Staphylococcus aureus requires cardiolipin for survival under conditions of high salinity

Abstract

Background: The ability of staphylococci to grow in a wide range of salt concentrations is well documented. In this study, we aimed to clarify the role of cardiolipin (CL) in the adaptation of Staphylococcus aureus to high salinity.

Results: Using an improved extraction method, the analysis of phospholipid composition suggested that CL levels increased slightly toward stationary phase, but that this was not induced by high salinity. Deletion of the two CL synthase genes, SA1155 (cls1) and SA1891 (cls2), abolished CL synthesis. The cls2 gene encoded the dominant CL synthase. In a cls2 deletion mutant, Cls1 functioned under stress conditions, including high salinity. Using these mutants, CL was shown to be unnecessary for growth in either basal or high-salt conditions, but it was critical for prolonged survival in high-salt conditions and for generation of the L-form.
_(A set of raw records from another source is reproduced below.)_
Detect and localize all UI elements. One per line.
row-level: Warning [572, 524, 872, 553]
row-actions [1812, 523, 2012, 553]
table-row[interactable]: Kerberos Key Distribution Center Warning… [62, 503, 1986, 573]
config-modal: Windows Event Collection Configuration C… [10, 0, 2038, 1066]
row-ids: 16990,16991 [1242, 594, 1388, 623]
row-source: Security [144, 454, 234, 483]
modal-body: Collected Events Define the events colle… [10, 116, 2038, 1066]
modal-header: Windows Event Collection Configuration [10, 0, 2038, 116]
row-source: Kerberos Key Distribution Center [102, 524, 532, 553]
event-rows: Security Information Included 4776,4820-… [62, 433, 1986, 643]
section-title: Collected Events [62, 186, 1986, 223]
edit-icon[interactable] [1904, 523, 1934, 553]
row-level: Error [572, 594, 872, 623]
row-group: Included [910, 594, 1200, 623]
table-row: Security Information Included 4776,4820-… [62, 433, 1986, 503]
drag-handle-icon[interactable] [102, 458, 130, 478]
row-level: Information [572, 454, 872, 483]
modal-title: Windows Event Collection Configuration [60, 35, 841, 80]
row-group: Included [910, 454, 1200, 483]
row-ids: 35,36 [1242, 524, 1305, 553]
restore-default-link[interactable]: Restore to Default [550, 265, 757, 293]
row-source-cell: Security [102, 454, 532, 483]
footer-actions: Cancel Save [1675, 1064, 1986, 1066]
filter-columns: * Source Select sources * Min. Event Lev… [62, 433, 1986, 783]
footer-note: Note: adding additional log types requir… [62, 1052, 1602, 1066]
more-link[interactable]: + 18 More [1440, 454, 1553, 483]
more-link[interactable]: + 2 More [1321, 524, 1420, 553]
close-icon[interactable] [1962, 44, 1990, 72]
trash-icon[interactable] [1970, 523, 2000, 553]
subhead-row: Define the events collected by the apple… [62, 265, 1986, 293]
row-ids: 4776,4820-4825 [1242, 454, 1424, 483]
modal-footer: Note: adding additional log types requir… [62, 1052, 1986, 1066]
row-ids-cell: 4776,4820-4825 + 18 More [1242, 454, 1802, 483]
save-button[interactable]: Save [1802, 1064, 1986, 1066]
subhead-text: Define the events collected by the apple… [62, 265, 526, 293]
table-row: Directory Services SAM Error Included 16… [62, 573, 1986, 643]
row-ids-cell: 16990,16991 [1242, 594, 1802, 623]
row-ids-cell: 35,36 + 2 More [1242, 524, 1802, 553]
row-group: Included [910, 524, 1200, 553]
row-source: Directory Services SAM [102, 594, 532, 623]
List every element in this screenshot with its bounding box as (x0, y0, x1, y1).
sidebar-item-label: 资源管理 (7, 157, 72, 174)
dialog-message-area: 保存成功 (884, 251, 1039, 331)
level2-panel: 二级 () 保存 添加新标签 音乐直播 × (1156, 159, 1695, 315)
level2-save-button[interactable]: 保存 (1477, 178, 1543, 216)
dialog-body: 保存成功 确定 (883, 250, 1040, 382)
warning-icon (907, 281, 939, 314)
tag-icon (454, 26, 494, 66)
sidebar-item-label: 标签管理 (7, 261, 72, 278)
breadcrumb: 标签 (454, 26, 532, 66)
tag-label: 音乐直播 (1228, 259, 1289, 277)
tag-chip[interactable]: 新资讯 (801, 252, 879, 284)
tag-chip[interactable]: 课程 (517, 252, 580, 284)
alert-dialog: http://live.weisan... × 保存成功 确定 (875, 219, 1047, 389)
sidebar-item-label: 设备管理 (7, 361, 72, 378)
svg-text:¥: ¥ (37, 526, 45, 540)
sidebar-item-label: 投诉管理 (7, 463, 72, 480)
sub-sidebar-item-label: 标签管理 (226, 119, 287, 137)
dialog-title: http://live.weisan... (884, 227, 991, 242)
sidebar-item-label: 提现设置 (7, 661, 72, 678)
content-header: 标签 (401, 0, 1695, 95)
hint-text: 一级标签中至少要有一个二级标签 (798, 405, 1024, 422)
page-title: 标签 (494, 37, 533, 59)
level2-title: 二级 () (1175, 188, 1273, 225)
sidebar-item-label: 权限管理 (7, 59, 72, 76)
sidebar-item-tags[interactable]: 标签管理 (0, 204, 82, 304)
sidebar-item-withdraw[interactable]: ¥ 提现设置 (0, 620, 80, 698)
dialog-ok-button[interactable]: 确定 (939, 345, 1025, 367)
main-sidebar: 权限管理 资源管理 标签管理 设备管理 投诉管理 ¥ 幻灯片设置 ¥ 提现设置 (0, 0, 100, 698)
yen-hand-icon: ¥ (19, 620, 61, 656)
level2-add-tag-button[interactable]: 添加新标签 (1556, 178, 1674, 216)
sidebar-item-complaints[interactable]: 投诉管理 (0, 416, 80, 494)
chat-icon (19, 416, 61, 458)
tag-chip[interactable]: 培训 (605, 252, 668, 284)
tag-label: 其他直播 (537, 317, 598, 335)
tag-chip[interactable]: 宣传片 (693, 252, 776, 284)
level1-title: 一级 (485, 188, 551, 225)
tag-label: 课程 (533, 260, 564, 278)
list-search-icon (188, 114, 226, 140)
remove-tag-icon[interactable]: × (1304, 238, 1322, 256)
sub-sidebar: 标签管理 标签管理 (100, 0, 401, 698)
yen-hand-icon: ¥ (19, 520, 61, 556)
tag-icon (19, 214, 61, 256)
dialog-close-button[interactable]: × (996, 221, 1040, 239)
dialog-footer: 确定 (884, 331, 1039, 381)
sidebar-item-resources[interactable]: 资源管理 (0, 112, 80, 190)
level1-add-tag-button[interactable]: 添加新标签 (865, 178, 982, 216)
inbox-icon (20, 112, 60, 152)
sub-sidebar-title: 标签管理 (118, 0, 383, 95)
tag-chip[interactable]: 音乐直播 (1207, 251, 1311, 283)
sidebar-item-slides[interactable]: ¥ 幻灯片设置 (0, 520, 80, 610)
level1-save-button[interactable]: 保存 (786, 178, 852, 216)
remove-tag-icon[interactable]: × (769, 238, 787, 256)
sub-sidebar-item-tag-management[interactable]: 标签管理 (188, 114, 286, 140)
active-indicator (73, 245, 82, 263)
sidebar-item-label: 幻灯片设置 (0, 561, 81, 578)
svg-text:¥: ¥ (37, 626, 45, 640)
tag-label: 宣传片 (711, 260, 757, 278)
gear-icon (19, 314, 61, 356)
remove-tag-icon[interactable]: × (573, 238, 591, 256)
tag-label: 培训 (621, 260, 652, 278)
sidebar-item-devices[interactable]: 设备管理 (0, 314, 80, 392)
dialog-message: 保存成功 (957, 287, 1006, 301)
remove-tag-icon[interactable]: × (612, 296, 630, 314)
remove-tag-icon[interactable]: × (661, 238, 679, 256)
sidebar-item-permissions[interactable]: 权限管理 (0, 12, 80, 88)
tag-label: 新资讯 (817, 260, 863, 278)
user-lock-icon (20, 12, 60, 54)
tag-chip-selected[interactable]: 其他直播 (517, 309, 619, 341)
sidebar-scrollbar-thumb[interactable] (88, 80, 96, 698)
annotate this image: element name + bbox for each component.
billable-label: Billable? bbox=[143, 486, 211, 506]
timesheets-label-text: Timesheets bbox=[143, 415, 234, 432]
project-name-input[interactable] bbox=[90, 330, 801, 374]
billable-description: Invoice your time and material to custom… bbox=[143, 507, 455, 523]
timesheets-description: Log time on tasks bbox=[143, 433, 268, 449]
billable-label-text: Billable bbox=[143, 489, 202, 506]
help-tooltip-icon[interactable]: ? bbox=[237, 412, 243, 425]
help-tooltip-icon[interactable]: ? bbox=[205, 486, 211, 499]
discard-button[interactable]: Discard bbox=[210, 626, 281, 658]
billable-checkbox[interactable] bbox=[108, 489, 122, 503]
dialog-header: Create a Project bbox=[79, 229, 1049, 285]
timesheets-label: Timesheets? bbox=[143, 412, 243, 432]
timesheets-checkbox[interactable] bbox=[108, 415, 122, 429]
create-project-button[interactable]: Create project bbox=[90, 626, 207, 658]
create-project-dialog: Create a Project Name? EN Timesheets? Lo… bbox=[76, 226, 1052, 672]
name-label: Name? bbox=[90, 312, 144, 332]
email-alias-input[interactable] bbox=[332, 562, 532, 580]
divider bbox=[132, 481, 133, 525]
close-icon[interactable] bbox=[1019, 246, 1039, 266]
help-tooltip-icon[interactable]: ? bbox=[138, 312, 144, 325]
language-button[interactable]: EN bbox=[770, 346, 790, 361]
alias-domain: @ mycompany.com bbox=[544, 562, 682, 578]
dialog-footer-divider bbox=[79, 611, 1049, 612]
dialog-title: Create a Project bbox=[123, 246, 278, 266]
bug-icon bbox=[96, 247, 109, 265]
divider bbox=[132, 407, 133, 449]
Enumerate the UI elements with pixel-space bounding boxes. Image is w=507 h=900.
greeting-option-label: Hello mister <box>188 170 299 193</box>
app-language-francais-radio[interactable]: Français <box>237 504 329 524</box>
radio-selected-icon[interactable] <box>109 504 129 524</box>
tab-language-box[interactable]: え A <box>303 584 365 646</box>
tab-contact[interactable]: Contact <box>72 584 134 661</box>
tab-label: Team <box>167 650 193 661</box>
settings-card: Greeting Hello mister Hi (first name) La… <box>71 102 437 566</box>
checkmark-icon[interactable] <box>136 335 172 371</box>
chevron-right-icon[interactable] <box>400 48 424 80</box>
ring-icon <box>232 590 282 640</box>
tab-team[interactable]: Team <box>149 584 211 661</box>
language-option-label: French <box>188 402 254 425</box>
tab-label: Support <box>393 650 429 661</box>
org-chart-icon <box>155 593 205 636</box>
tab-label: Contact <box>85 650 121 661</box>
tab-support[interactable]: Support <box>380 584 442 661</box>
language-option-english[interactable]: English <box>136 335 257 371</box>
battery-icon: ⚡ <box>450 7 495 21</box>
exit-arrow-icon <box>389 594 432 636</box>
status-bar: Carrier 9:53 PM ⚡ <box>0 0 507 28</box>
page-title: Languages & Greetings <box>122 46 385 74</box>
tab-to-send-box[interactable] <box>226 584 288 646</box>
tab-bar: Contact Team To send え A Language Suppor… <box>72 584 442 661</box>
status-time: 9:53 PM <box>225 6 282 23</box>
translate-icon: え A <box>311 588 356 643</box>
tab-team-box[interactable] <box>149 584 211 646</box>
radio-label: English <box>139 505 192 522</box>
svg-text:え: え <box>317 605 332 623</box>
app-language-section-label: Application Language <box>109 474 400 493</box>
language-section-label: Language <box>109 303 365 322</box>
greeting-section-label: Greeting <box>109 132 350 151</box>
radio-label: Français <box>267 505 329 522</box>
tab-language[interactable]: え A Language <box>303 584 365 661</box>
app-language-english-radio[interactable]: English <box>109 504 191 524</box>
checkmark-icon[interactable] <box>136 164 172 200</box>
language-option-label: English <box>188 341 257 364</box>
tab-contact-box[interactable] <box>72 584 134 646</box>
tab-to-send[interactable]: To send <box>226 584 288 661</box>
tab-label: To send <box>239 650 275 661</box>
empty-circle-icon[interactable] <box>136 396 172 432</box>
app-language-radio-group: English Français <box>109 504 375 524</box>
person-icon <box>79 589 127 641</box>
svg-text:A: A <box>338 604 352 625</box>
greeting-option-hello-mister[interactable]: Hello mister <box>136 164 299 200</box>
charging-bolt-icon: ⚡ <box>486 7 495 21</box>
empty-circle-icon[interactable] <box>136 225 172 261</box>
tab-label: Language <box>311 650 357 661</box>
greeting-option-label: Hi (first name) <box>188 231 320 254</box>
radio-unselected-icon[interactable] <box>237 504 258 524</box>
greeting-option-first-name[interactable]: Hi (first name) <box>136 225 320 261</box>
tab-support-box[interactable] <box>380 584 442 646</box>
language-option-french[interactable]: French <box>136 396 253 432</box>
Conclusions: CL is not essential for S. aureus growth under conditions of high salinity, but is necessary for survival under prolonged high-salt stress and for the generation of L-form variants.

Figure 1

Effect of lysostaphin treatment on CL extraction efficiency. Prior to lipid extraction, cells (N315) were incubated for 3 min at 37°C in the presence of lysostaphin at the indicated concentrations. CL: Cardiolipin. PG: Phosphatidylglycerol. LPG: Lysyl-phosphatidylglycerol. The means and standard deviations of relative signal intensities are shown at the bottom.

Figure 2

Phospholipid composition of S. aureus N315 under various growth conditions. Cells were grown in LB containing either 0.1% or 15% NaCl, and harvested during the exponential (exp.) or stationary phase. The means and standard deviations of relative signal intensities are shown at the bottom.

Figure 3

Lipid synthesis pathway in S. aureus (modified from the KEGG pathway database). SA1155 (cls1) and SA1891 (cls2) are homologs of the B. subtilis cls gene.

Figure 4

Phospholipid composition of N315 and its isogenic cls mutants. Cells were harvested during stationary phase. The means and standard deviations of relative signal intensities are shown at the bottom.

Figure 5

Growth and stationary-phase survival under low salinity. Cells were grown in 0.1% NaCl LB. A: Growth was monitored by optical density (OD) measurements. N315: filled diamonds; cls1 mutant: filled squares; cls2 mutant: filled triangles; cls1/cls2 double mutant: open circles. Optical densities were checked at least twice, and the means are shown. After 47 h, the OD of only N315 and its cls1/cls2 double mutant were measured. B: Number of CFUs during the long incubation. The means and standard deviations of at least three independent experiments are shown. C: Thin-layer chromatography of phospholipids. Cells were harvested at 23 h. The phospholipid profile was confirmed to be similar up to 153 h (data not shown). The means and standard deviations of relative signal intensities from two independent experiments are shown on the right.

Figure 6

Stationary-phase survival under high salinity. Cells were grown in LB containing either 15% (A, B) or 25% (C, D) NaCl. A, C: ODs were measured at least twice, and the means are shown. B, D: The number of CFUs was determined at least three times. The means and standard deviations are shown. E: Thin-layer chromatography of phospholipids. Note that CL accumulated in the cls2 mutant. The relative signal intensities are shown on the right.

Figure 7

L-form generation in MT01 and its cls mutants. MT01: open squares; cls1 mutant: open triangles; cls2 mutant: filled squares; cls1/cls2 double mutant: filled triangles. L-forms are 'fried-egg-shaped' colonies that appear after prolonged incubation with cell-wall perturbing antimicrobials. The L-form has no cell wall, which we confirmed by disruption at low osmotic pressure. The means of at least two independent determinations are shown.

Figure 8

Summary of the cardiolipin (CL) and phosphatidylglycerol (PG) signal intensities in each strain under distinct NaCl concentrations. Strains cultured in LB containing 0.1% or 15% NaCl were harvested during exponential (3 h for 0.1% NaCl LB, 7 h for 15% NaCl LB) or stationary (23 h for 0.1% NaCl LB, 33 h for 15% NaCl LB) phase. The means and standard deviations of two independent determinations are shown. A: CL. B: PG.

Figure 9

Phospholipid analysis under defined conditions. A: Anaerobic, 37°C, overnight culture (o/n); B: Aerobic, 42°C, o/n; C: Aerobic, 30°C, o/n; D: Aerobic, 37°C, pH 5, exponential-phase culture; E: Aerobic, 37°C, pH 7, exponential-phase culture. Relative signal intensities are shown at the bottom.